Day 4 we were supposed to hike up to Grey Glacier and take a ferry back. Unfortunately, when we were about 3/4 of the way there, we found out (via the guide's radio) that they had canceled the ferry due to the wind. My knee was quite sore by then and I would have been very pleased to take the ferry as opposed to backtracking (the planned 11 K hike turned into 15 K hike in a howling wind), but it all worked out.

The amazing thing about the park was that every direction you looked and every mountain and glacier you saw was different and unique and wonderful. I'm fading tonight, so am not doing this hike justice by any stretch of the imagination. But it's time for bed.

Just to bring things up to date, we got back to Puerto Natales last night. Spent this AM wandering around town (typical hardscrabble tourist town -- lots of hostels and outfitters and cyber cafes and entrepreneurs trying to make a living.) We then caught a public bus back to Punta Arenas, where we stayed in the same hotel. As we were leaving for dinner, the German tourist I had seen last Sunday arrived back at the hotel from Tierra del Fuego. Good to see him. Sounds like that's another great place to go.

Tomorrow we leave at 6:00 in the morning to catch a plane to Puerto Montt. We'll take a bus to our cabins in Ensenada, then go rafting. After that it's a day of biking, then kayaking, then a hike up the Osorno volcano, then back to Santiago on Wednesday.

Sorry for the rushed post; will try to be more coherent with the pictures.

Saturday, March 1, 2008

Saturday in Punta Arenas

Today wasn't quite what I'd planned, but then the entire trip hasn't started quite the way I'd planned. I had fantasies of having become far more fluent in Spanish, of having been reading the local news websites (in Spanish, of course), and being far more fit. But, while I hate to paraphrase Rumsfeld, you go on vacation as you are, and it all works out.

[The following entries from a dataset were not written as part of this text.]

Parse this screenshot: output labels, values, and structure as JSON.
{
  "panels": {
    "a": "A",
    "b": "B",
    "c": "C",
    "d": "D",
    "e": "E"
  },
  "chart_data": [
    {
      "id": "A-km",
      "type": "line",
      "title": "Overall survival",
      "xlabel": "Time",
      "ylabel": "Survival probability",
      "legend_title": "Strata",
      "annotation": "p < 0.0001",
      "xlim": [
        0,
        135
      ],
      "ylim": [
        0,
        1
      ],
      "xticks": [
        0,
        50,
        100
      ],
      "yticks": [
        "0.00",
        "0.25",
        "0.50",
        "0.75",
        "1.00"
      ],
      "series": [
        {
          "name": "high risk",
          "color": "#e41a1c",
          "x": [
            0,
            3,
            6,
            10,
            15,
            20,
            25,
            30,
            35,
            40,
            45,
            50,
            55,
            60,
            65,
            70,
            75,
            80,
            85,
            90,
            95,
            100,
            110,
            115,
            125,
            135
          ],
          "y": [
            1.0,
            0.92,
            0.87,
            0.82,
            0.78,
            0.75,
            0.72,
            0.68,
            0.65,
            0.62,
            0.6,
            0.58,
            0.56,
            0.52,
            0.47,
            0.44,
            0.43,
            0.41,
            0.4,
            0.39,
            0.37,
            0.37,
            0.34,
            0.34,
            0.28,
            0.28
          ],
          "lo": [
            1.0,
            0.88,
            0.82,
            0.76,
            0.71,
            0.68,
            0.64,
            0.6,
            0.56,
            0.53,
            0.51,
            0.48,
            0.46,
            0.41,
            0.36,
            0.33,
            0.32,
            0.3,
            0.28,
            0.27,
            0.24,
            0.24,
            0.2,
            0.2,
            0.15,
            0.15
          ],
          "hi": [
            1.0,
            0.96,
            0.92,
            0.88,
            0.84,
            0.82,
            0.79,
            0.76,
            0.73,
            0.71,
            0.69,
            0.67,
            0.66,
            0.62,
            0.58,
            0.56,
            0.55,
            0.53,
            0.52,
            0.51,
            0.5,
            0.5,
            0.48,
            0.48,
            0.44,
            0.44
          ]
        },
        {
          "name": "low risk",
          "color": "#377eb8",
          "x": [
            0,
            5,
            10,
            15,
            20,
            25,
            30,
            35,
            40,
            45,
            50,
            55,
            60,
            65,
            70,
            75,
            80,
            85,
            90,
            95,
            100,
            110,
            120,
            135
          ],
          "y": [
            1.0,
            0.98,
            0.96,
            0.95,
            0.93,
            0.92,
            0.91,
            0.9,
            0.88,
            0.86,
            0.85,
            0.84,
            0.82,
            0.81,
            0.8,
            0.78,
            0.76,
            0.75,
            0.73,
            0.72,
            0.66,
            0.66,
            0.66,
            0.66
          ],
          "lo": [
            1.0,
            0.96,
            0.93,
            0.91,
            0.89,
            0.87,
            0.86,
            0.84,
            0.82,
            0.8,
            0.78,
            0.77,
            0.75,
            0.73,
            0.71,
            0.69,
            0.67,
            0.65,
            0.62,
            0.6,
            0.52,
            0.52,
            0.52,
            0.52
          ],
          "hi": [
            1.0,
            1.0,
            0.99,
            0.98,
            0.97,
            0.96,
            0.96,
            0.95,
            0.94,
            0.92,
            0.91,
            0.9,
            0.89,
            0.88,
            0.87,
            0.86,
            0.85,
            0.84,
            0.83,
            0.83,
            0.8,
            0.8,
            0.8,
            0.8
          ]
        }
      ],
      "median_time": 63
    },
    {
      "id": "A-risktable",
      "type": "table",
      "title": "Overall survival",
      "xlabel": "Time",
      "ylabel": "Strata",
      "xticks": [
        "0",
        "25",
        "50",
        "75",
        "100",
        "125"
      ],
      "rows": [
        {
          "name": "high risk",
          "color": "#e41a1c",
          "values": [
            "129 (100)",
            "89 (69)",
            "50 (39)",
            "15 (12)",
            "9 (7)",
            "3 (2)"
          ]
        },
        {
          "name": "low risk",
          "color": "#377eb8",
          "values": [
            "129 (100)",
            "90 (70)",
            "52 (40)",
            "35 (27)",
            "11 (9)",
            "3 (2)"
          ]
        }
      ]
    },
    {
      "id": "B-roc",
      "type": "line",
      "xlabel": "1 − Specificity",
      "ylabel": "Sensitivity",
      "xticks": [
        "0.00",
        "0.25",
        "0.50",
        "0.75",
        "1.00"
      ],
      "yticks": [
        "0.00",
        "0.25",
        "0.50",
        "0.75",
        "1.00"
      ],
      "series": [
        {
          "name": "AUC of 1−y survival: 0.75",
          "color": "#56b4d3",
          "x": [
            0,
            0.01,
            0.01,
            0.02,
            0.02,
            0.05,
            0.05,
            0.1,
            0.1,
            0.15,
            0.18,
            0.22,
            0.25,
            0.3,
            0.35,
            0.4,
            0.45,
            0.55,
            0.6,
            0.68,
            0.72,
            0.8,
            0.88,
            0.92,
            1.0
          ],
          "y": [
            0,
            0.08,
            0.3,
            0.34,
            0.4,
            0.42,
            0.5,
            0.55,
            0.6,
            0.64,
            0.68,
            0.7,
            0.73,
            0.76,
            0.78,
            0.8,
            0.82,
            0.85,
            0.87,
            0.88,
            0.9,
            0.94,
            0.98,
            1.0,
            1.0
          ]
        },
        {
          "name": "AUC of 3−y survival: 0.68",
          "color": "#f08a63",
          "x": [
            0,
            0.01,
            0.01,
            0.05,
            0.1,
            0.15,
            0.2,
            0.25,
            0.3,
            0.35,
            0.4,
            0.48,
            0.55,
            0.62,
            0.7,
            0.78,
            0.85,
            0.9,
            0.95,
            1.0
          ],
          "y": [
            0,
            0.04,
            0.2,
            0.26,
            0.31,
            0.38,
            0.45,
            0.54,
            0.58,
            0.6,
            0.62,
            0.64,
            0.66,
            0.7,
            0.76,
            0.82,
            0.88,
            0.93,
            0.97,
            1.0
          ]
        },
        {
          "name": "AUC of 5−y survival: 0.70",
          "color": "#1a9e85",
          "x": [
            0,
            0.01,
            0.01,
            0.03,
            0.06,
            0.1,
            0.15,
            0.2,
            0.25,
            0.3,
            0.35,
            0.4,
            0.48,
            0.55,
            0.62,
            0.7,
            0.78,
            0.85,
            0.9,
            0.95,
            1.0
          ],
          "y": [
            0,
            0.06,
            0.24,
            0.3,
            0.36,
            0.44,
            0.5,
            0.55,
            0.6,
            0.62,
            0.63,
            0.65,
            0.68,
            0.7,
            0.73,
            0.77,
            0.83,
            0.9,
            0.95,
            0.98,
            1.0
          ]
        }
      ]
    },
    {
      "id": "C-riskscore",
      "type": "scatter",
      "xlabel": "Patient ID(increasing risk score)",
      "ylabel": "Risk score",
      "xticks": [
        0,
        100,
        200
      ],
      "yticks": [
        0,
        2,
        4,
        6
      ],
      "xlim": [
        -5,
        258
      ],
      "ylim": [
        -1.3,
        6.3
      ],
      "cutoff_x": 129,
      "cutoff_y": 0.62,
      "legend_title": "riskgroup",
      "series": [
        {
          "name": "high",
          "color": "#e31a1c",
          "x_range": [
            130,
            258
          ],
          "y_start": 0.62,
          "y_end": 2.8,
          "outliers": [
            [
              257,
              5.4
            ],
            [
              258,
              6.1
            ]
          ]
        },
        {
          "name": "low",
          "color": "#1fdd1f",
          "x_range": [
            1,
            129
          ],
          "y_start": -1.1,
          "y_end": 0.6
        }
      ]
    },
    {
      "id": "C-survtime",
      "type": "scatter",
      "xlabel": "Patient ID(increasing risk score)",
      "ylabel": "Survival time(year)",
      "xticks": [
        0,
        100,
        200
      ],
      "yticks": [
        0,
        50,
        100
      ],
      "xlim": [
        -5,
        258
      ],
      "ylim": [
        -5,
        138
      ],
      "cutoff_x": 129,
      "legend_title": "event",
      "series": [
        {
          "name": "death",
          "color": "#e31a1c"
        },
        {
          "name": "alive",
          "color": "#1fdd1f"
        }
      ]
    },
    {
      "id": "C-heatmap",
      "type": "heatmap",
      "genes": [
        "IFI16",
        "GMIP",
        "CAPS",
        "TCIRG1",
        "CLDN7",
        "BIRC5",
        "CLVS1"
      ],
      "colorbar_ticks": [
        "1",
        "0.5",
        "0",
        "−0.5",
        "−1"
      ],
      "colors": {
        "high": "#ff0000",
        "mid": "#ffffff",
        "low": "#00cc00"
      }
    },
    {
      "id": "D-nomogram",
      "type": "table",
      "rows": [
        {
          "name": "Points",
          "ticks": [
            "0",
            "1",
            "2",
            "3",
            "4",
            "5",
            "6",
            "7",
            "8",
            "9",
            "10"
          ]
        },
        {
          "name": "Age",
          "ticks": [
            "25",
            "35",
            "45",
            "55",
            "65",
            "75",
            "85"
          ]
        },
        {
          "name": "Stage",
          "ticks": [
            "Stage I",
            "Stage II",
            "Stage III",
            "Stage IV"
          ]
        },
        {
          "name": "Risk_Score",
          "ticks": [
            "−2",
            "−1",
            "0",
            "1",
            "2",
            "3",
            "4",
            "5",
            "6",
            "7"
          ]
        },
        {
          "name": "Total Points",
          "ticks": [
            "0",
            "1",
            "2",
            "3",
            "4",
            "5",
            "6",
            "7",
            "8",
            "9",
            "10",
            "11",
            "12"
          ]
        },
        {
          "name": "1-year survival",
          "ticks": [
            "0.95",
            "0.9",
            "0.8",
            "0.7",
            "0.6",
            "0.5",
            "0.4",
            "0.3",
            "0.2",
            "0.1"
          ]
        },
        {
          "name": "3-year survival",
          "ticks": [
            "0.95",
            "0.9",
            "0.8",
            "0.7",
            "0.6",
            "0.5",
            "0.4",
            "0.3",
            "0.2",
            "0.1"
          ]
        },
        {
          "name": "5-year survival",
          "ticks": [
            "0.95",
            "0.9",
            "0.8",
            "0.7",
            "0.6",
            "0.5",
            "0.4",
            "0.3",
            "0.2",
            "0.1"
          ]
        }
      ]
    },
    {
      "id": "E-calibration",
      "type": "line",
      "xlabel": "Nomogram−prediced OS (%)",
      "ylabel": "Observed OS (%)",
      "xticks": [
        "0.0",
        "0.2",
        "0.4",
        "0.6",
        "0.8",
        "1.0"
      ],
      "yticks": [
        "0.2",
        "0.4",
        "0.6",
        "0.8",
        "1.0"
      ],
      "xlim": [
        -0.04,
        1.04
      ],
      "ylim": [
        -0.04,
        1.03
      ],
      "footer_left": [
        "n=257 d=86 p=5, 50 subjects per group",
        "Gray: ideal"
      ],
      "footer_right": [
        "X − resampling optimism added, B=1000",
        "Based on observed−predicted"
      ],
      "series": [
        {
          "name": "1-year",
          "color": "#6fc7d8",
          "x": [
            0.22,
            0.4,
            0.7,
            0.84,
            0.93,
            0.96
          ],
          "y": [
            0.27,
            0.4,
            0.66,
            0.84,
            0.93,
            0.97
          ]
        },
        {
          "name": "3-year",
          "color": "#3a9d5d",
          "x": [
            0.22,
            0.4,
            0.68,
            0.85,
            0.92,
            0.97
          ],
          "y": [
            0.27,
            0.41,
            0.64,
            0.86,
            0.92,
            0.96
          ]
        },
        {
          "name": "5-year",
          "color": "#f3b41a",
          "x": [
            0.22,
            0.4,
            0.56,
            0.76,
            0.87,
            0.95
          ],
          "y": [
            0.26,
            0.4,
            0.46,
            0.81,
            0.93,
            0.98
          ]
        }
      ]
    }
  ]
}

Today was a full day on my own in Punta Arenas. I had found a number of websites of local tour companies that offered day trips in the area, and thought that my biggest challenge would be deciding what to do (kayaking, visiting the island with more than 100,000 penguins, going to a national park with different terrain and history than we'll be seeing in Torres Del Paine, and a host of other options.) Most places require a minimum of two people, but I assumed I'd be able to tag along with SOME other group. When I checked earlier this week, there were no groups running. But I thought the public ferry to the penguin island would be a perfectly wonderful fall back option. Unfortunately, they canceled today's ferry trip to the island because it was too windy.

So I spent the day wandering around Punta Arenas. This is a city of about 116,000 on the Strait of Magellen, about 53 or 54 degrees south latitude. It relies on fishing, petroleum, shipping, duty free retail, and tourism. It was founded in the first half of the 19th century, in time to serve as a major shipping point during the California gold rush (as was Valparaiso, which I hope to visit when I'm in Santiago.)

One of the things I've noticed about the city is the dogs. A small thing, perhaps, but the dogs here are extremely self possessed. At home, a dog is on a leash, or in a yard, or, in rare cases, has escaped and seems to be aware of the short duration of his or her grand adventure. The dogs here seem to be full fledged citizens. They go where they wish and hang out where they wish, and to them, we're just another passerby.

I'm also finding myself very aware of what I'm eating and drinking. The travel clinic said "Drink only bottled water!" Active South America and the travel book I have both said that tap water was safe, so I decided to believe them, but it's a little nerve wracking. Getting sick in the mountains isn't appealing. But so far so good.

I met one of the people on the trip this evening. A woman from Boston named Margaret. She seemed to know all the people on the trip -- asked "Are you from Minnesota?" She said there were two other women and a man, for a total of 5 people. We join up tomorrow at 12:30. At that point we head off to a different penguin colony (only 15,000 penquins) and then to Puerto Natales, and Monday morning we start our 4 day hut to hut hike in Torres del Paine national park.